林昌寺は、中山間地域の中柘植地区に立地する

 地区では毎年1月半ばに「勧請縄(かんじょうなわ)さん」と呼ばれる無病息災を祈る行事が営まれる。直径15センチほどの縄3本でしめ縄を作り、地区を流れる柘植川を渡して架ける。近年は縄を結える人が少なくなり、周辺には行事が途絶えた地区もある。そうした地区ほど、若い世代が流出して人口が減っている。

 人口減少が進めば、他の寺の住職を兼ねる兼務寺院や住職のいない無住寺院が増え、寺院消滅の危機を招く。静永氏は「兼務寺院として一時は存続できても、そうした寺院を檀信徒は信頼しない。結局、仏事を営むビジネスになってしまう」と話す。

 若い世代を、いかに地域につなぎ留めるか。

 試みているのは、懐かしい古里の風景を紹介する動画の配信だ。伊賀霊場会が動画投稿サイト「ユーチューブ」に開設した「法然上人伊賀霊場チャンネル」で、豊岡浩史念佛寺副住職、西野龍弥西念寺住職とともに伊賀霊場を巡り、地域の情景や霊場の特色を紹介している。これまでに50カ寺中21カ寺で取材を終えた。
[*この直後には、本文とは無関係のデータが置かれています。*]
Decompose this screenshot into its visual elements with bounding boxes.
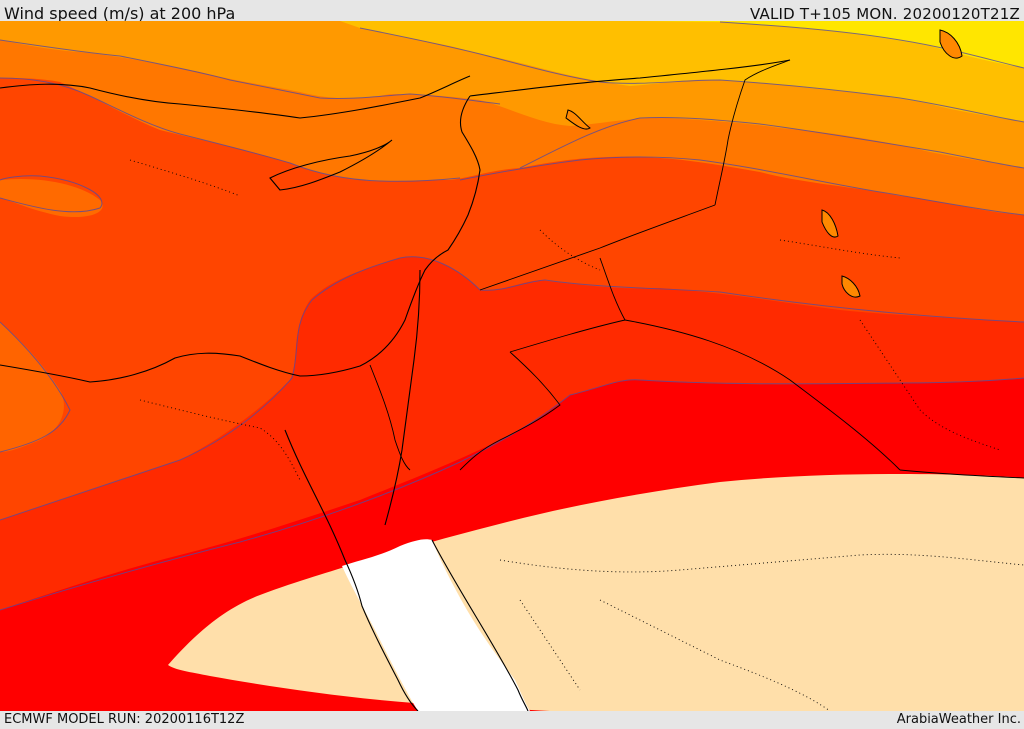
band-light-orange — [340, 21, 1024, 122]
model-run: ECMWF MODEL RUN: 20200116T12Z — [4, 712, 245, 727]
lakes — [565, 29, 963, 298]
internal-boundaries — [129, 159, 1024, 711]
map-title: Wind speed (m/s) at 200 hPa — [4, 4, 236, 23]
band-dark-orange-west — [0, 178, 103, 218]
below-threshold-region — [168, 474, 1024, 711]
band-yellow — [640, 21, 1024, 68]
wind-speed-map — [0, 21, 1024, 711]
political-borders — [369, 59, 1024, 479]
coastlines — [0, 59, 791, 711]
credit: ArabiaWeather Inc. — [896, 712, 1021, 727]
isotach-contours — [0, 21, 1024, 611]
band-dark-orange-west2 — [0, 322, 64, 452]
valid-time: VALID T+105 MON. 20200120T21Z — [750, 5, 1020, 23]
red-sea — [342, 539, 530, 711]
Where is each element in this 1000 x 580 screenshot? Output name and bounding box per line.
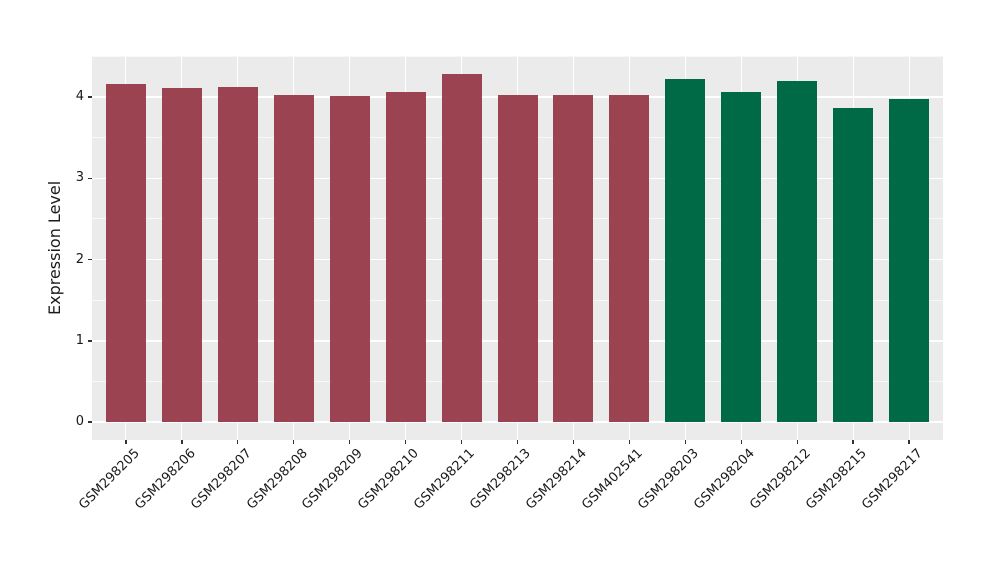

 「住職として寺を残していくことは当然のこと。寺の存在感を発揮するためには、人との関係性が大切」と話す静永氏。かつての自分のように、地域を出て行った人々と縁を結ぶことで、いつまでも地域に心を残してもらうことを目指している。具体的な取り組みは、これからだ。
     ◇
 【用語解説】伝宗伝戒道場(でんしゅうでんかいどうじょう=浄土宗)
 浄土宗教師になるための道場で、総本山知恩院と大本山増上寺で開かれる。加行、加行道場ともいう。

(文化時報2021年1月28日号から再構成)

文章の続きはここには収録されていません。